Jonathan Wakely jwakely@redhat.com
Tue Jul 5 10:47:00 GMT 2016


On 04/07/16 15:55 +0100, Jonathan Wakely wrote:
>I'm getting nervous about the smart insertion trick to avoid making a
>copy, I have a devious testcase in mind which will break with that
>change. I'll share the testcase later today.

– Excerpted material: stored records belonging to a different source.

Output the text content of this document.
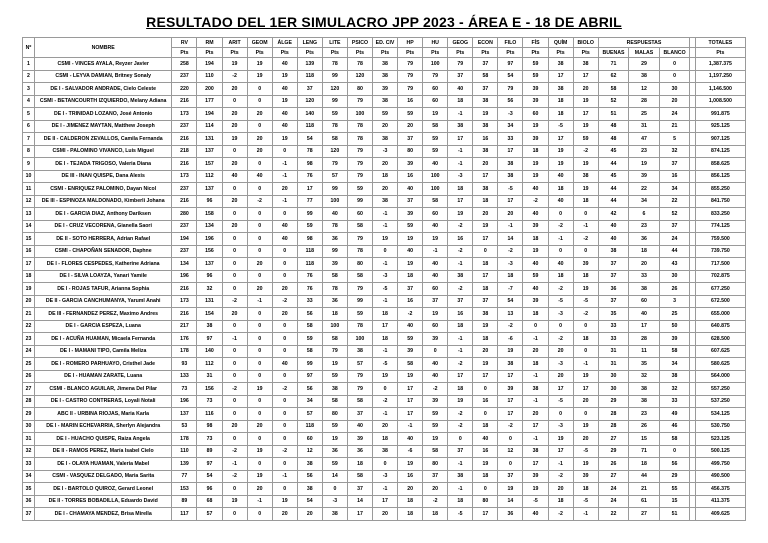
RESULTADO DEL 1ER SIMULACRO JPP 2023 - ÁREA E - 18 DE ABRIL
Nº	NOMBRE	RV	RM	ARIT	GEOM	ÁLGE	LENG	LITE	PSICO	ED. CIV	HP	HU	GEOG	ECON	FILO	FÍS	QUÍM	BIOLO	RESPUESTAS				TOTALES
		Pts	Pts	Pts	Pts	Pts	Pts	Pts	Pts	Pts	Pts	Pts	Pts	Pts	Pts	Pts	Pts	Pts	BUENAS	MALAS	BLANCO		Pts
1	CSMI - VINCES AYALA, Reyzer Javier	258	194	19	19	40	139	78	78	38	79	100	79	37	97	59	38	38	71	29	0		1,387.375
2	CSMI - LEYVA DAMIAN, Britney Sonaly	237	110	-2	19	19	118	99	120	38	79	79	37	58	54	59	17	17	62	38	0		1,197.250
3	DE I - SALVADOR ANDRADE, Cielo Celeste	220	200	20	0	40	37	120	80	39	79	60	40	37	79	39	38	20	58	12	30		1,146.500
4	CSMI - BETANCOURTH IZQUIERDO, Melany Adiana	216	177	0	0	19	120	99	79	38	16	60	18	38	56	39	18	19	52	28	20		1,008.500
5	DE I - TRINIDAD LOZANO, José Antonio	173	194	20	20	40	140	59	100	59	59	19	-1	19	-3	60	18	17	51	25	24		991.875
6	DE I - JIMENEZ MAYTAN, Matthew Joseph	237	114	20	0	40	118	78	78	20	20	58	38	38	34	19	-5	19	48	31	21		925.125
7	DE II - CALDERON ZEVALLOS, Camila Fernanda	216	131	19	20	19	54	58	78	38	37	59	17	16	33	39	17	59	48	47	5		907.125
8	CSMI - PALOMINO VIVANCO, Luis Miguel	218	137	0	20	0	78	120	79	-3	80	59	-1	38	17	18	19	-2	45	23	32		874.125
9	DE I - TEJADA TRIGOSO, Valeria Diana	216	157	20	0	-1	98	79	79	20	39	40	-1	20	38	19	19	19	44	19	37		858.625
10	DE III - INAN QUISPE, Dana Alexis	173	112	40	40	-1	76	57	79	18	16	100	-3	17	38	19	40	38	45	39	16		856.125
11	CSMI - ENRIQUEZ PALOMINO, Dayan Nicol	237	137	0	0	20	17	99	59	20	40	100	18	38	-5	40	18	19	44	22	34		855.250
12	DE III - ESPINOZA MALDONADO, Kimberli Johana	216	96	20	-2	-1	77	100	99	38	37	58	17	18	17	-2	40	18	44	34	22		841.750
13	DE I - GARCIA DIAZ, Anthony Dariksen	280	158	0	0	0	99	40	60	-1	39	60	19	20	20	40	0	0	42	6	52		833.250
14	DE I - CRUZ VECORENA, Gianella Saori	237	134	20	0	40	59	78	58	-1	59	40	-2	19	-1	39	-2	-1	40	23	37		774.125
15	DE II - SOTO HERRERA, Adrian Rafael	194	196	0	0	40	98	36	79	19	19	19	16	17	14	18	-1	-2	40	36	24		759.500
16	CSMI - CHAPOÑAN SENADOR, Daphne	237	156	0	0	0	118	99	78	0	40	-1	-2	0	-2	19	0	0	38	18	44		739.750
17	DE I - FLORES CESPEDES, Katherine Adriana	134	137	0	20	0	118	39	80	-1	19	40	-1	18	-3	40	40	39	37	20	43		717.500
18	DE I - SILVA LOAYZA, Yanari Yamile	196	96	0	0	0	76	58	58	-3	18	40	38	17	18	59	18	18	37	33	30		702.875
19	DE I - ROJAS TAFUR, Arianna Sophia	216	32	0	20	20	76	78	79	-5	37	60	-2	18	-7	40	-2	19	36	38	26		677.250
20	DE II - GARCIA CANCHUMANYA, Yaruml Anahi	173	131	-2	-1	-2	33	36	99	-1	16	37	37	37	54	39	-5	-5	37	60	3		672.500
21	DE III - FERNANDEZ PEREZ, Maximo Andres	216	154	20	0	20	56	18	59	18	-2	19	16	38	13	18	-3	-2	35	40	25		655.000
22	DE I - GARCIA ESPEZA, Luana	217	38	0	0	0	58	100	78	17	40	60	18	19	-2	0	0	0	33	17	50		640.875
23	DE I - ACUÑA HUAMAN, Micaela Fernanda	176	97	-1	0	0	59	58	100	18	59	39	-1	18	-6	-1	-2	18	33	28	39		628.500
24	DE I - MAMANI TIPO, Camila Meliza	178	140	0	0	0	58	79	38	-1	39	0	-1	20	19	20	20	0	31	11	58		607.625
25	DE I - ROMERO PARHUAYO, Cristhel Jade	93	112	0	0	40	99	19	57	-5	58	40	-2	19	38	18	-3	-1	31	35	34		580.625
26	DE I - HUAMAN ZARATE, Luana	133	31	0	0	0	97	59	79	19	19	40	17	17	17	-1	20	19	30	32	38		564.000
27	CSMI - BLANCO AGUILAR, Jimena Del Pilar	73	156	-2	19	-2	56	38	79	0	17	-2	18	0	39	38	17	17	30	38	32		557.250
28	DE I - CASTRO CONTRERAS, Loyali Notali	196	73	0	0	0	34	58	58	-2	17	39	19	16	17	-1	-5	20	29	38	33		537.250
29	ABC II - URBINA RIOJAS, Maria Karla	137	116	0	0	0	57	80	37	-1	17	59	-2	0	17	20	0	0	28	23	49		534.125
30	DE I - MARIN ECHEVARRIA, Sherlyn Alejandra	53	98	20	20	0	118	59	40	20	-1	59	-2	18	-2	17	-3	19	28	26	46		530.750
31	DE I - HUACHO QUISPE, Raiza Angela	178	73	0	0	0	60	19	39	18	40	19	0	40	0	-1	19	20	27	15	58		523.125
32	DE II - RAMOS PEREZ, María Isabel Cielo	110	89	-2	19	-2	12	36	36	38	-6	58	37	16	12	38	17	-5	29	71	0		500.125
33	DE I - OLAYA HUAMAN, Valeria Mabel	139	97	-1	0	0	38	59	18	0	19	80	-1	19	0	17	-1	19	26	18	56		499.750
34	CSMI - VASQUEZ DELGADO, Maria Sarita	77	54	-2	19	-1	56	14	58	-3	16	37	38	18	37	39	-2	39	27	44	29		490.500
35	DE I - BARTOLO QUIROZ, Gerard Leonel	153	96	0	20	0	38	0	37	-1	20	20	-1	0	19	19	20	18	24	21	55		456.375
36	DE II - TORRES BOBADILLA, Eduardo David	89	68	19	-1	19	54	-3	14	17	18	-2	18	80	14	-5	18	-5	24	61	15		411.375
37	DE I - CHAMAYA MENDEZ, Brisa Mirella	117	57	0	0	20	20	38	17	20	18	18	-5	17	36	40	-2	-1	22	27	51		409.625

Here's a testcase which passes with libstdc++ but fails with libc++
because libc++ doesn't make a copy when inserting a T lvalue into
std::vector<T>:

#include <vector>
#include <memory>
#include <cassert>

struct T
{
  T(int v = 0) : value(v) { }
  T(const T& t);
  T& operator=(const T& t);
  void make_child() { child = std::make_unique<T>(value + 10); }
  std::unique_ptr<T> child;
  int value;
};

T::T(const T& t) : value(t.value)
{
  if (t.child)
    child.reset(new T(*t.child));
}

T& T::operator=(const T& t)
{
  value = t.value;
  if (t.child)
  {
    if (child)
      *child = *t.child;
    else
      child.reset(new T(*t.child));
  }
  else
    child.reset();
  return *this;
}

int main()
{
  std::vector<T> v;
  v.reserve(3);
  v.push_back(T(1));
  v.back().make_child();
  v.push_back(T(2));
  v.back().make_child();

  assert(v[1].child->value == 12);
  assert(v[1].child->child == nullptr);

  v.insert(v.begin(), *v[1].child);

  assert(v[0].value == 12);
  assert(v[0].child == nullptr);
}

The problem is that the object being inserted (*v[1].child) is not an
element of the vector, so the optimization assumes it is unchanged by
shuffling the existing elements. That assumption is wrong.

As far as I can see, this program is perfectly valid. It's slightly
contrived to prove a point, but it's not entirely unrealistic code.